A gluten challenge doesn’t have to be as grueling as patients think, Guandalini said. Firstly, all celiac patients share a particular genetic pattern. It’s the marker of their risk. So a genetic screening can help determine whether a patient needs to undergo a gluten challenge at all.

For those who need to do a gluten challenge to rule out celiac disease, the process may be shorter and less painful than they expect. Doctors used to say it took four weeks to elicit and identify signs of celiac disease, but newer research suggests two weeks is enough. And a gluten challenge involves such a small amount of the protein that only those with relatively severe celiac disease would feel sick from it.

For patients whose genetic screening rules out celiac disease, the lack of a diagnosis can be frustrating, for sure. But there’s an upside, too.

“You can tell them, look, there is no test [for NCGS], but you certainly don’t have celiac disease, so go ahead with a gluten-free diet or abandon it. Enjoy your life, do what you want,” Guandalini said.

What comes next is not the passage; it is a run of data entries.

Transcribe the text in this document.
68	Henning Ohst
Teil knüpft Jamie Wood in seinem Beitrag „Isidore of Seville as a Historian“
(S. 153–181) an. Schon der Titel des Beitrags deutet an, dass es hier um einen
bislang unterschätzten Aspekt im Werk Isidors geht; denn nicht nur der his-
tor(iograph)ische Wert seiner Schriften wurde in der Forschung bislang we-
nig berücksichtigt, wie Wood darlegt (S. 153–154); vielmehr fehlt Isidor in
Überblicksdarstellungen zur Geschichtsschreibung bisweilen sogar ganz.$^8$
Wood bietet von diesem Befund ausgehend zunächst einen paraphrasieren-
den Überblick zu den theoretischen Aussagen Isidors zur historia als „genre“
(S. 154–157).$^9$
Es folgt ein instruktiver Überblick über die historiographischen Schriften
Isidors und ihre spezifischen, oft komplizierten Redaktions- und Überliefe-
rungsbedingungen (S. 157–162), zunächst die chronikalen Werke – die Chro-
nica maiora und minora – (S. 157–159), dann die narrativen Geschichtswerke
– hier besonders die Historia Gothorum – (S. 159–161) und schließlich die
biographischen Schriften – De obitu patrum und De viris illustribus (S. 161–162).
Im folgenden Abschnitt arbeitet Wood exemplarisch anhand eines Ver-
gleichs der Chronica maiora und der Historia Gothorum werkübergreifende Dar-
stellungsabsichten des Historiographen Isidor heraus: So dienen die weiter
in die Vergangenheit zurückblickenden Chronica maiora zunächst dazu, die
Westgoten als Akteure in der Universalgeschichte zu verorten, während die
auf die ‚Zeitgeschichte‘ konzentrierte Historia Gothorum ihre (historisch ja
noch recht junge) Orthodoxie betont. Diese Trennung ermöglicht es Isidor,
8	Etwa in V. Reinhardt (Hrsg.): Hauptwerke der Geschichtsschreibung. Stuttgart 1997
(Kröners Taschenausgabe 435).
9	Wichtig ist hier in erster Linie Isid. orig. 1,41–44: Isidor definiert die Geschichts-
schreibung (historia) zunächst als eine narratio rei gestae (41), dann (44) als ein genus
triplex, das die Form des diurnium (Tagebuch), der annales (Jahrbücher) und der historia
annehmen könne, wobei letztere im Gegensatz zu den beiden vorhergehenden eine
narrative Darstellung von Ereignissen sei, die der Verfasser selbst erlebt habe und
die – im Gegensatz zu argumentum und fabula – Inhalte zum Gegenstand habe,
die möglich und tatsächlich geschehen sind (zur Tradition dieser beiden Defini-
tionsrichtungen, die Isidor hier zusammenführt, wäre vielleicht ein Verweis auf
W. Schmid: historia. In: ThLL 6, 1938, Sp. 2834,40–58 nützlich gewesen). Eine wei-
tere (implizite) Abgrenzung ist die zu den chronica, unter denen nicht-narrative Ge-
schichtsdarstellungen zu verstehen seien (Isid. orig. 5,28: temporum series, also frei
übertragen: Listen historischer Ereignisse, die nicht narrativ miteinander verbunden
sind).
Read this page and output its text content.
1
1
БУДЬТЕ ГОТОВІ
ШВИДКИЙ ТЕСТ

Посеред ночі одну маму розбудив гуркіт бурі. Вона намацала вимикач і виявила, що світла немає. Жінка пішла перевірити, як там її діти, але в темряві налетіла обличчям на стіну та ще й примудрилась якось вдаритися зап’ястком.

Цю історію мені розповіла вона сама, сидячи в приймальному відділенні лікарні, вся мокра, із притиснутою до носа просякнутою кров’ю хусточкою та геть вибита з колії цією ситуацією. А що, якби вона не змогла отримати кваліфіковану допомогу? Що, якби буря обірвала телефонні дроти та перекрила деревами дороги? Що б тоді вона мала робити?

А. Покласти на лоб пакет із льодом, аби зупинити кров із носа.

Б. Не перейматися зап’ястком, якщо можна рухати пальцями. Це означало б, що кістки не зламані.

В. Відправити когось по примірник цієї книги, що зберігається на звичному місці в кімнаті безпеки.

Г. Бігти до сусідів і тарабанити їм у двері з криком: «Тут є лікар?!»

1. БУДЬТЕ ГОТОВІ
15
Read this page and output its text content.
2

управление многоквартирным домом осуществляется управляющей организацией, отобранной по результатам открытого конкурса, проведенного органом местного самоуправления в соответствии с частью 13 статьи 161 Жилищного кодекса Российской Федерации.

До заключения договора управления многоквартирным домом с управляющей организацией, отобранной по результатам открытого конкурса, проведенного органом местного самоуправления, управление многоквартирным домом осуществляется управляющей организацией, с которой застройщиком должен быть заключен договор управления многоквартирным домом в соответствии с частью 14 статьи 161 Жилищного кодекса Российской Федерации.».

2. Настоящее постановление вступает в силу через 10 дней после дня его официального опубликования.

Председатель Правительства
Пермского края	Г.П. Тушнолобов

Cimperman takes a similar approach. If people continue to feel better on a gluten-free diet, she tells them to make sure they get enough fiber and vitamins B and D, and sends them on their way.

“If their symptoms are better on a gluten-free diet, I’m not going to change it. If it’s not broke, don’t fix it,” she said.

But in the majority of cases when gluten isn’t really the problem, symptoms return after a few weeks. Murray said these patients then begin chasing the brief improvement they had -- probably from giving the gut a rest by eating a little less -- or by eliminating more and more foods.

Instead, the science shows, these patients should try a low-FODMAP diet.

Though the FODMAP elimination diet is “pretty intense,” as Cimperman put it, patients who cut out the foods that are at the root of their troubles will get long-term results. Eventually, they will likely be able to reintroduce higher FODMAP foods.

And then go on to enjoy their lives.